Deep emotion captured at a decisive moment — Photo by Cliff Etzel

Having said that, technical skills alone doesn’t equate to compelling content. It also requires having genuine empathy, compassion for humanity, the planet, and more. Unless you connect with your heart and translate that thru your acquisition tools, your work will lack the connection your client is needing for their viewers.

You can’t learn that in an academic environment — that comes from who you are as a human being.
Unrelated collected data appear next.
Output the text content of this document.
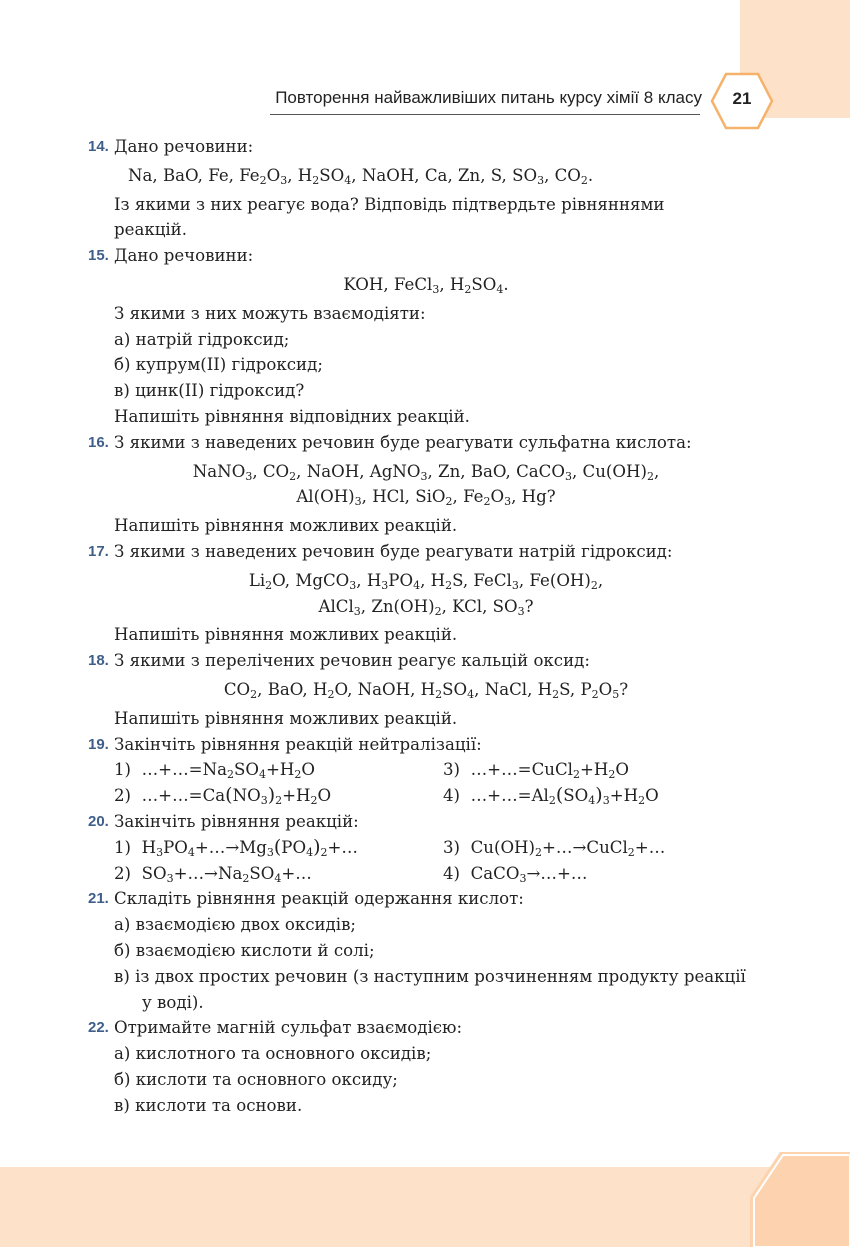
Повторення найважливіших питань курсу хімії 8 класу	21
14. Дано речовини:
Na, BaO, Fe, $Fe_2O_3$, $H_2SO_4$, NaOH, Ca, Zn, S, $SO_3$, $CO_2$.
Із якими з них реагує вода? Відповідь підтвердьте рівняннями
реакцій.
15. Дано речовини:
KOH, FeCl$_3$, $H_2SO_4$.
З якими з них можуть взаємодіяти:
а) натрій гідроксид;
б) купрум(ІІ) гідроксид;
в) цинк(ІІ) гідроксид?
Напишіть рівняння відповідних реакцій.
16. З якими з наведених речовин буде реагувати сульфатна кислота:
NaNO$_3$, $CO_2$, NaOH, AgNO$_3$, Zn, BaO, CaCO$_3$, $Cu(OH)_2$,
$Al(OH)_3$, HCl, SiO$_2$, $Fe_2O_3$, Hg?
Напишіть рівняння можливих реакцій.
17. З якими з наведених речовин буде реагувати натрій гідроксид:
$Li_2O$, MgCO$_3$, $H_3PO_4$, $H_2S$, FeCl$_3$, $Fe(OH)_2$,
AlCl$_3$, $Zn(OH)_2$, KCl, $SO_3$?
Напишіть рівняння можливих реакцій.
18. З якими з перелічених речовин реагує кальцій оксид:
$CO_2$, BaO, $H_2O$, NaOH, $H_2SO_4$, NaCl, $H_2S$, $P_2O_5$?
Напишіть рівняння можливих реакцій.
19. Закінчіть рівняння реакцій нейтралізації:
1)  $\dots+\dots=Na_2SO_4+H_2O$	3)  $\dots+\dots=CuCl_2+H_2O$
2)  $\dots+\dots=Ca(NO_3)_2+H_2O$	4)  $\dots+\dots=Al_2(SO_4)_3+H_2O$
20. Закінчіть рівняння реакцій:
1)  $H_3PO_4+\dots\to Mg_3(PO_4)_2+\dots$	3)  $Cu(OH)_2+\dots\to CuCl_2+\dots$
2)  $SO_3+\dots\to Na_2SO_4+\dots$	4)  CaCO$_3$→…+…
21. Складіть рівняння реакцій одержання кислот:
а) взаємодією двох оксидів;
б) взаємодією кислоти й солі;
в) із двох простих речовин (з наступним розчиненням продукту реакції у воді).
22. Отримайте магній сульфат взаємодією:
а) кислотного та основного оксидів;
б) кислоти та основного оксиду;
в) кислоти та основи.
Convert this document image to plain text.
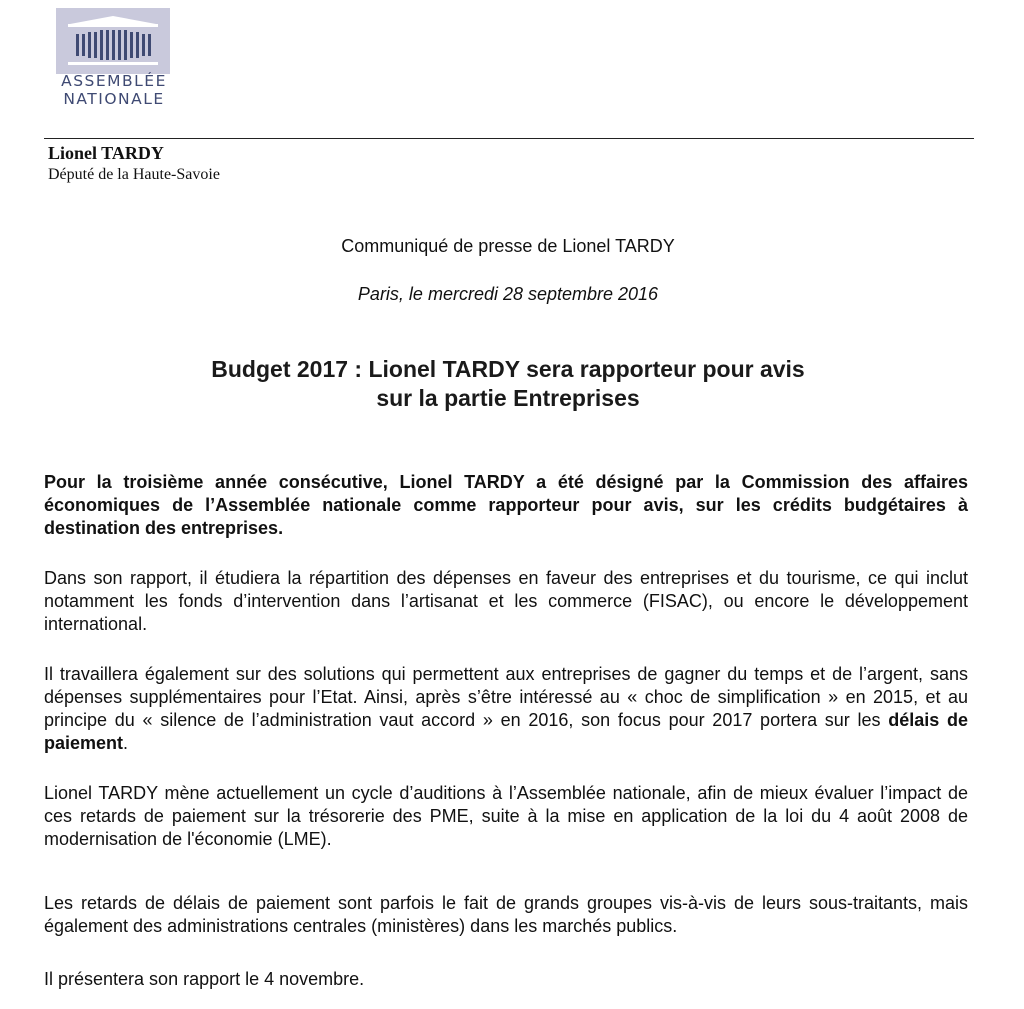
ASSEMBLÉE
NATIONALE
Lionel TARDY
Député de la Haute-Savoie
Communiqué de presse de Lionel TARDY
Paris, le mercredi 28 septembre 2016
Budget 2017 : Lionel TARDY sera rapporteur pour avis
sur la partie Entreprises
Pour la troisième année consécutive, Lionel TARDY a été désigné par la Commission des affaires économiques de l’Assemblée nationale comme rapporteur pour avis, sur les crédits budgétaires à destination des entreprises.
Dans son rapport, il étudiera la répartition des dépenses en faveur des entreprises et du tourisme, ce qui inclut notamment les fonds d’intervention dans l’artisanat et les commerce (FISAC), ou encore le développement international.
Il travaillera également sur des solutions qui permettent aux entreprises de gagner du temps et de l’argent, sans dépenses supplémentaires pour l’Etat. Ainsi, après s’être intéressé au « choc de simplification » en 2015, et au principe du « silence de l’administration vaut accord » en 2016, son focus pour 2017 portera sur les délais de paiement.
Lionel TARDY mène actuellement un cycle d’auditions à l’Assemblée nationale, afin de mieux évaluer l’impact de ces retards de paiement sur la trésorerie des PME, suite à la mise en application de la loi du 4 août 2008 de modernisation de l'économie (LME).
Les retards de délais de paiement sont parfois le fait de grands groupes vis-à-vis de leurs sous-traitants, mais également des administrations centrales (ministères) dans les marchés publics.
Il présentera son rapport le 4 novembre.
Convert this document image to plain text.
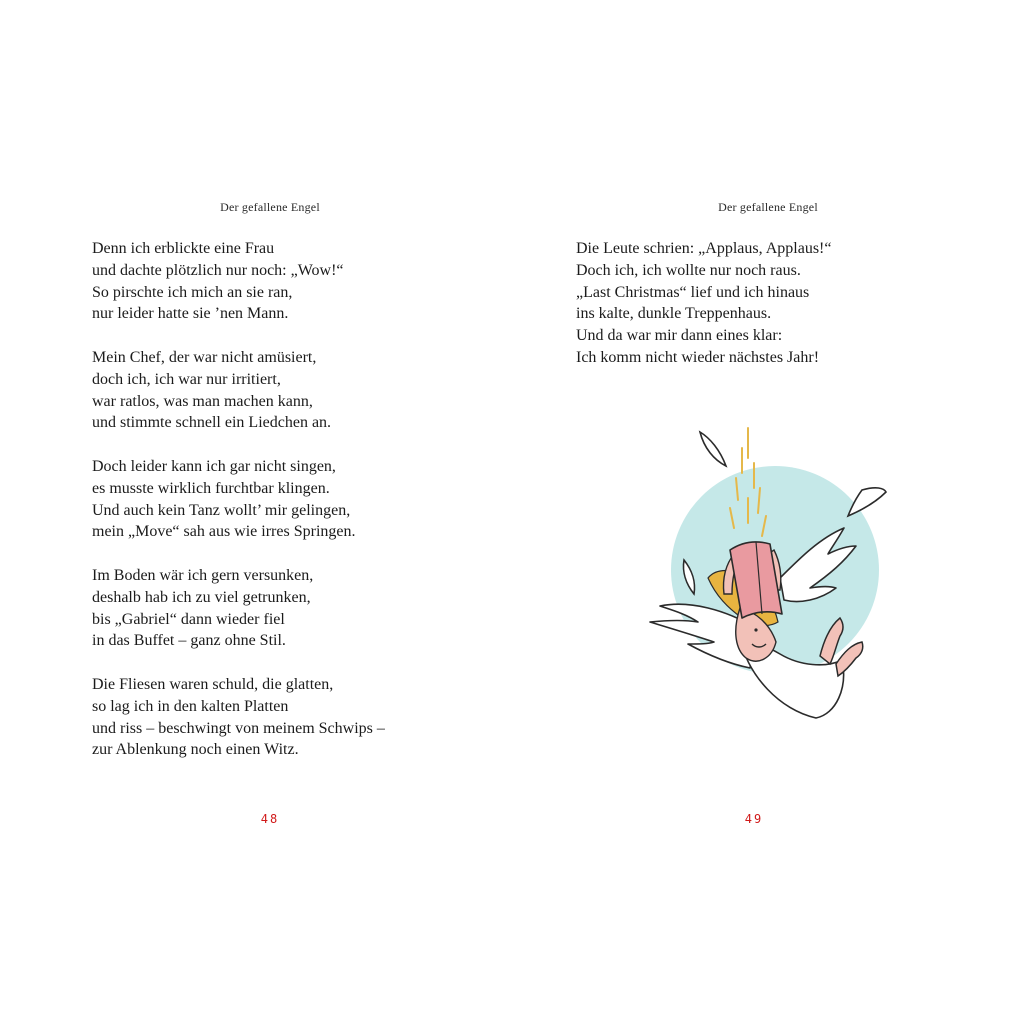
Der gefallene Engel
Denn ich erblickte eine Frau
und dachte plötzlich nur noch: „Wow!“
So pirschte ich mich an sie ran,
nur leider hatte sie ’nen Mann.
Mein Chef, der war nicht amüsiert,
doch ich, ich war nur irritiert,
war ratlos, was man machen kann,
und stimmte schnell ein Liedchen an.
Doch leider kann ich gar nicht singen,
es musste wirklich furchtbar klingen.
Und auch kein Tanz wollt’ mir gelingen,
mein „Move“ sah aus wie irres Springen.
Im Boden wär ich gern versunken,
deshalb hab ich zu viel getrunken,
bis „Gabriel“ dann wieder fiel
in das Buffet – ganz ohne Stil.
Die Fliesen waren schuld, die glatten,
so lag ich in den kalten Platten
und riss – beschwingt von meinem Schwips –
zur Ablenkung noch einen Witz.
48
Der gefallene Engel
Die Leute schrien: „Applaus, Applaus!“
Doch ich, ich wollte nur noch raus.
„Last Christmas“ lief und ich hinaus
ins kalte, dunkle Treppenhaus.
Und da war mir dann eines klar:
Ich komm nicht wieder nächstes Jahr!
49
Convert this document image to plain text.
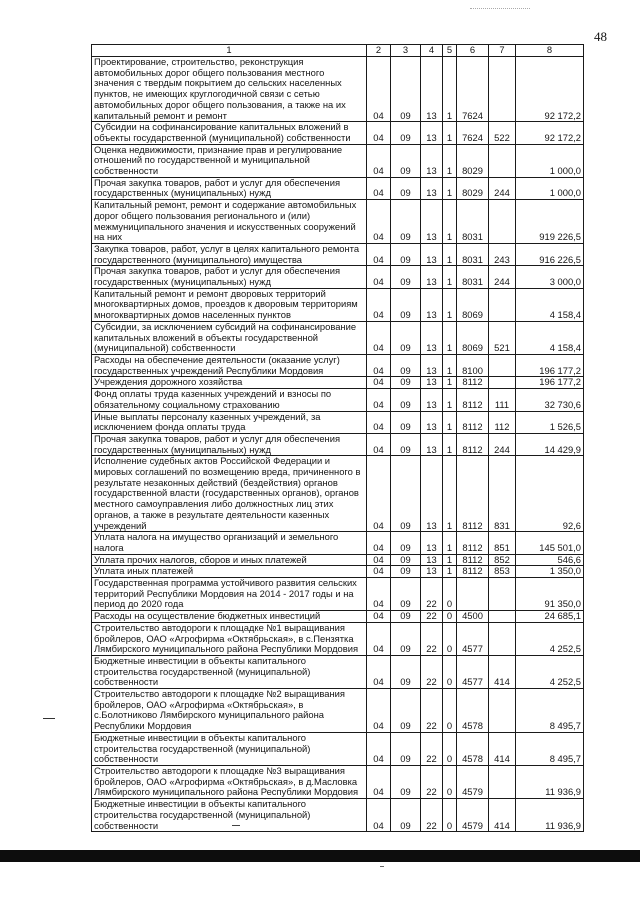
48
1	2	3	4	5	6	7	8
Проектирование, строительство, реконструкция автомобильных дорог общего пользования местного значения с твердым покрытием до сельских населенных пунктов, не имеющих круглогодичной связи с сетью автомобильных дорог общего пользования, а также на их капитальный ремонт и ремонт	04	09	13	1	7624		92 172,2
Субсидии на софинансирование капитальных вложений в объекты государственной (муниципальной) собственности	04	09	13	1	7624	522	92 172,2
Оценка недвижимости, признание прав и регулирование отношений по государственной и муниципальной собственности	04	09	13	1	8029		1 000,0
Прочая закупка товаров, работ и услуг для обеспечения государственных (муниципальных) нужд	04	09	13	1	8029	244	1 000,0
Капитальный ремонт, ремонт и содержание автомобильных дорог общего пользования регионального и (или) межмуниципального значения и искусственных сооружений на них	04	09	13	1	8031		919 226,5
Закупка товаров, работ, услуг в целях капитального ремонта государственного (муниципального) имущества	04	09	13	1	8031	243	916 226,5
Прочая закупка товаров, работ и услуг для обеспечения государственных (муниципальных) нужд	04	09	13	1	8031	244	3 000,0
Капитальный ремонт и ремонт дворовых территорий многоквартирных домов, проездов к дворовым территориям многоквартирных домов населенных пунктов	04	09	13	1	8069		4 158,4
Субсидии, за исключением субсидий на софинансирование капитальных вложений в объекты государственной (муниципальной) собственности	04	09	13	1	8069	521	4 158,4
Расходы на обеспечение деятельности (оказание услуг) государственных учреждений Республики Мордовия	04	09	13	1	8100		196 177,2
Учреждения дорожного хозяйства	04	09	13	1	8112		196 177,2
Фонд оплаты труда казенных учреждений и взносы по обязательному социальному страхованию	04	09	13	1	8112	111	32 730,6
Иные выплаты персоналу казенных учреждений, за исключением фонда оплаты труда	04	09	13	1	8112	112	1 526,5
Прочая закупка товаров, работ и услуг для обеспечения государственных (муниципальных) нужд	04	09	13	1	8112	244	14 429,9
Исполнение судебных актов Российской Федерации и мировых соглашений по возмещению вреда, причиненного в результате незаконных действий (бездействия) органов государственной власти (государственных органов), органов местного самоуправления либо должностных лиц этих органов, а также в результате деятельности казенных учреждений	04	09	13	1	8112	831	92,6
Уплата налога на имущество организаций и земельного налога	04	09	13	1	8112	851	145 501,0
Уплата прочих налогов, сборов и иных платежей	04	09	13	1	8112	852	546,6
Уплата иных платежей	04	09	13	1	8112	853	1 350,0
Государственная программа устойчивого развития сельских территорий Республики Мордовия на 2014 - 2017 годы и на период до 2020 года	04	09	22	0			91 350,0
Расходы на осуществление бюджетных инвестиций	04	09	22	0	4500		24 685,1
Строительство автодороги к площадке №1 выращивания бройлеров, ОАО «Агрофирма «Октябрьская», в с.Пензятка Лямбирского муниципального района Республики Мордовия	04	09	22	0	4577		4 252,5
Бюджетные инвестиции в объекты капитального строительства государственной (муниципальной) собственности	04	09	22	0	4577	414	4 252,5
Строительство автодороги к площадке №2 выращивания бройлеров, ОАО «Агрофирма «Октябрьская», в с.Болотниково Лямбирского муниципального района Республики Мордовия	04	09	22	0	4578		8 495,7
Бюджетные инвестиции в объекты капитального строительства государственной (муниципальной) собственности	04	09	22	0	4578	414	8 495,7
Строительство автодороги к площадке №3 выращивания бройлеров, ОАО «Агрофирма «Октябрьская», в д.Масловка Лямбирского муниципального района Республики Мордовия	04	09	22	0	4579		11 936,9
Бюджетные инвестиции в объекты капитального строительства государственной (муниципальной) собственности	04	09	22	0	4579	414	11 936,9
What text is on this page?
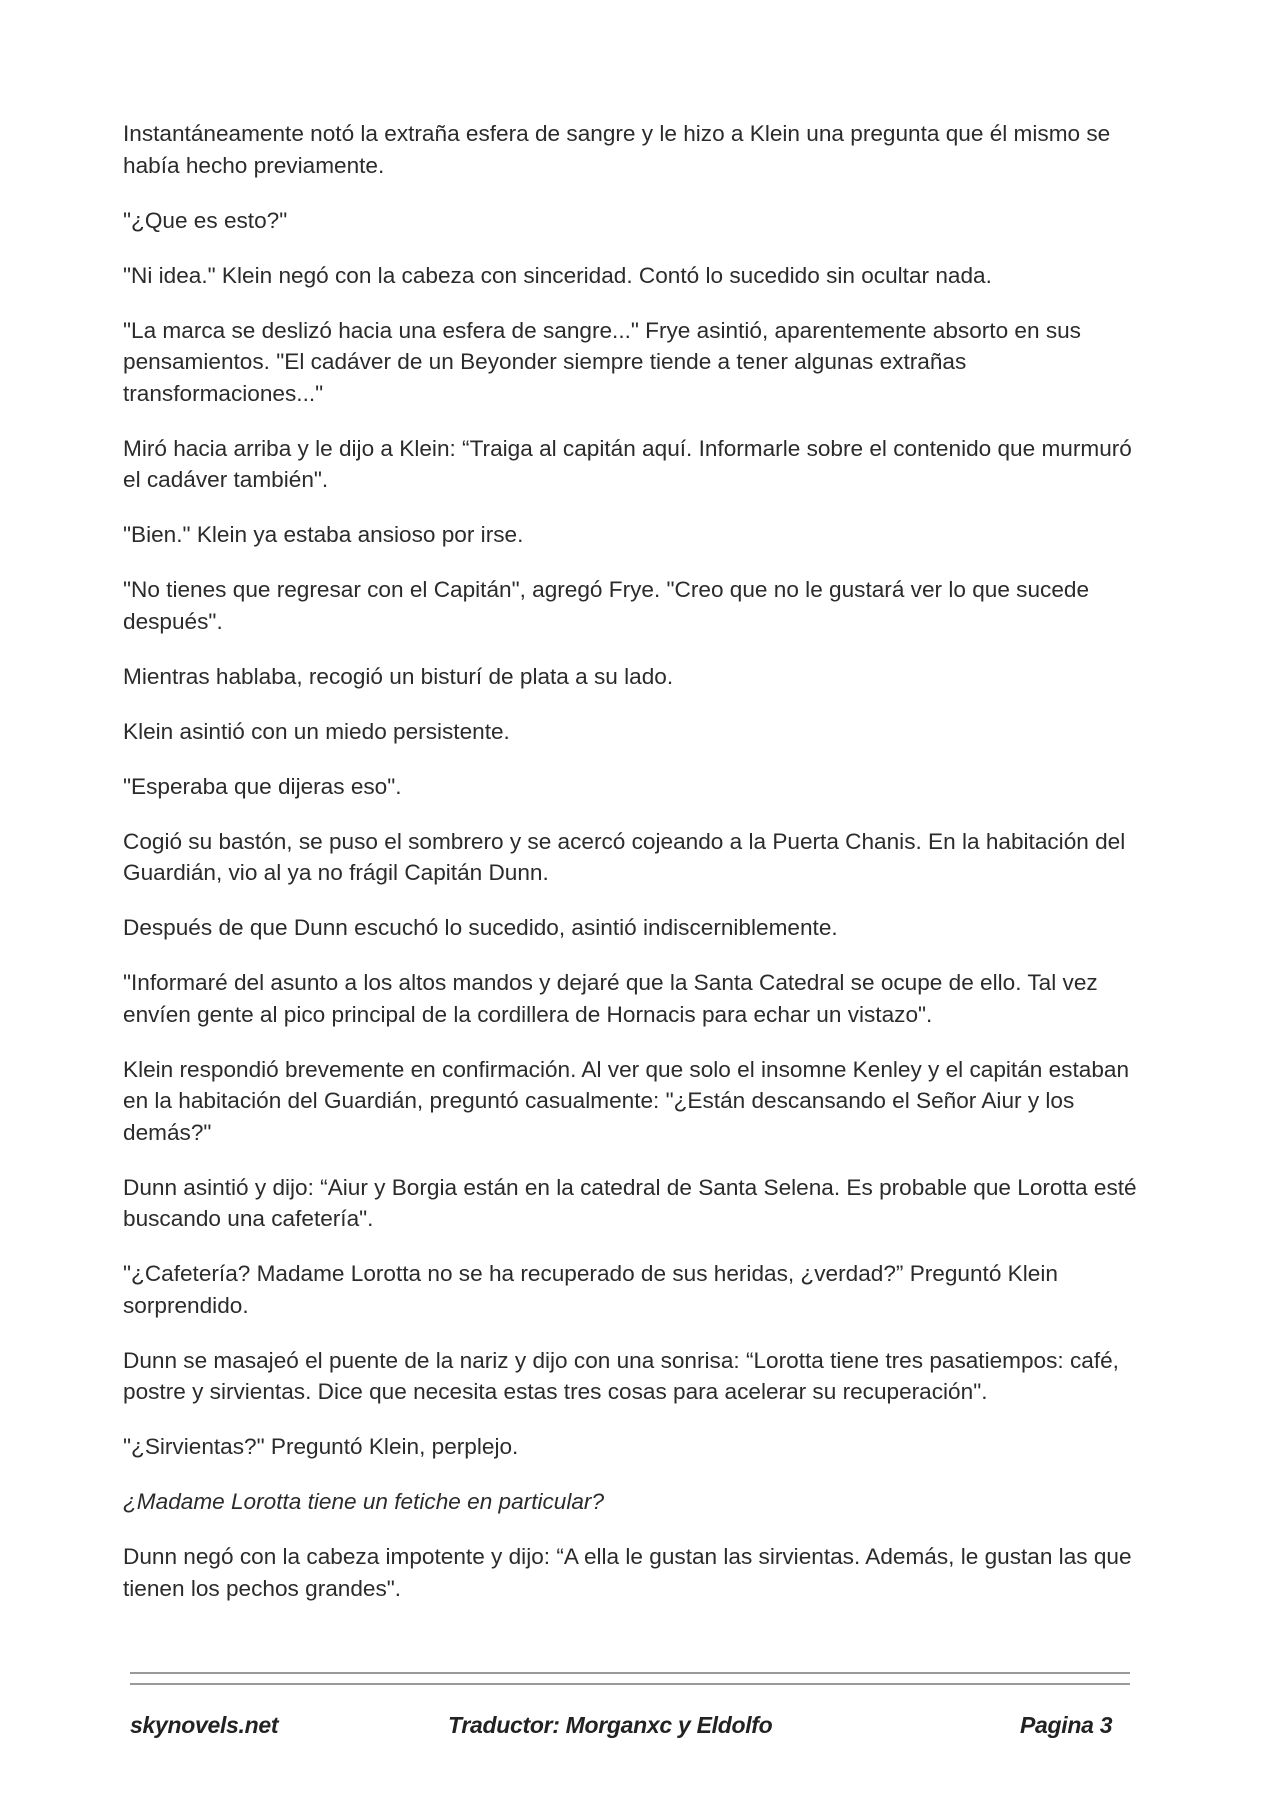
Instantáneamente notó la extraña esfera de sangre y le hizo a Klein una pregunta que él mismo se había hecho previamente.

"¿Que es esto?"

"Ni idea." Klein negó con la cabeza con sinceridad. Contó lo sucedido sin ocultar nada.

"La marca se deslizó hacia una esfera de sangre..." Frye asintió, aparentemente absorto en sus pensamientos. "El cadáver de un Beyonder siempre tiende a tener algunas extrañas transformaciones..."

Miró hacia arriba y le dijo a Klein: “Traiga al capitán aquí. Informarle sobre el contenido que murmuró el cadáver también".

"Bien." Klein ya estaba ansioso por irse.

"No tienes que regresar con el Capitán", agregó Frye. "Creo que no le gustará ver lo que sucede después".

Mientras hablaba, recogió un bisturí de plata a su lado.

Klein asintió con un miedo persistente.

"Esperaba que dijeras eso".

Cogió su bastón, se puso el sombrero y se acercó cojeando a la Puerta Chanis. En la habitación del Guardián, vio al ya no frágil Capitán Dunn.

Después de que Dunn escuchó lo sucedido, asintió indiscerniblemente.

"Informaré del asunto a los altos mandos y dejaré que la Santa Catedral se ocupe de ello. Tal vez envíen gente al pico principal de la cordillera de Hornacis para echar un vistazo".

Klein respondió brevemente en confirmación. Al ver que solo el insomne Kenley y el capitán estaban en la habitación del Guardián, preguntó casualmente: "¿Están descansando el Señor Aiur y los demás?"

Dunn asintió y dijo: “Aiur y Borgia están en la catedral de Santa Selena. Es probable que Lorotta esté buscando una cafetería".

"¿Cafetería? Madame Lorotta no se ha recuperado de sus heridas, ¿verdad?” Preguntó Klein sorprendido.

Dunn se masajeó el puente de la nariz y dijo con una sonrisa: “Lorotta tiene tres pasatiempos: café, postre y sirvientas. Dice que necesita estas tres cosas para acelerar su recuperación".

"¿Sirvientas?" Preguntó Klein, perplejo.

¿Madame Lorotta tiene un fetiche en particular?

Dunn negó con la cabeza impotente y dijo: “A ella le gustan las sirvientas. Además, le gustan las que tienen los pechos grandes".

skynovels.net	Traductor: Morganxc y Eldolfo	Pagina 3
There are educational resources out there — online training, workshops, etc for learning these technical skills, but then you have to apply all those skills in real world shooting scenarios. And being able to juggle each skill on the fly if the situation dictates. It means getting out there and actually shooting and then editing that project effectively delivering the message of the story. As Brian Storm has said to me on more than one occasion:

“Story is Everything”

So here’s the takeaway: More and more potential clients are becoming visually literate by the minute — we as visual artists cannot afford career wise or financially to think we can just specialize in one particular area of expertise. At the same time, that four letter word — “TIME” — is becoming more and more a precious commodity that people are finding they have less of. We are expected to deliver what our clients need from us — whether it be full on video projects, audio slideshows, audio projects — or a mix of all of these. And we need to understand the consumption of that content so that we bring value to our paying clients.

Photofilm/Audio Slideshow example by Cliff Etzel

What excuses are you going to come up with for not doing what is needed to make yourself stand out from the rest of the white noise — and create the creative and financial success you desire? I’m just as guilty of coming up with excuses — and that’s the rub. I’m looking in the mirror at myself and realizing I have the skills in place, it’s getting the word out about what I do and why.

So I continue to struggle finding the most accurate information for the business side of things. My fellow colleagues should be working on this as well.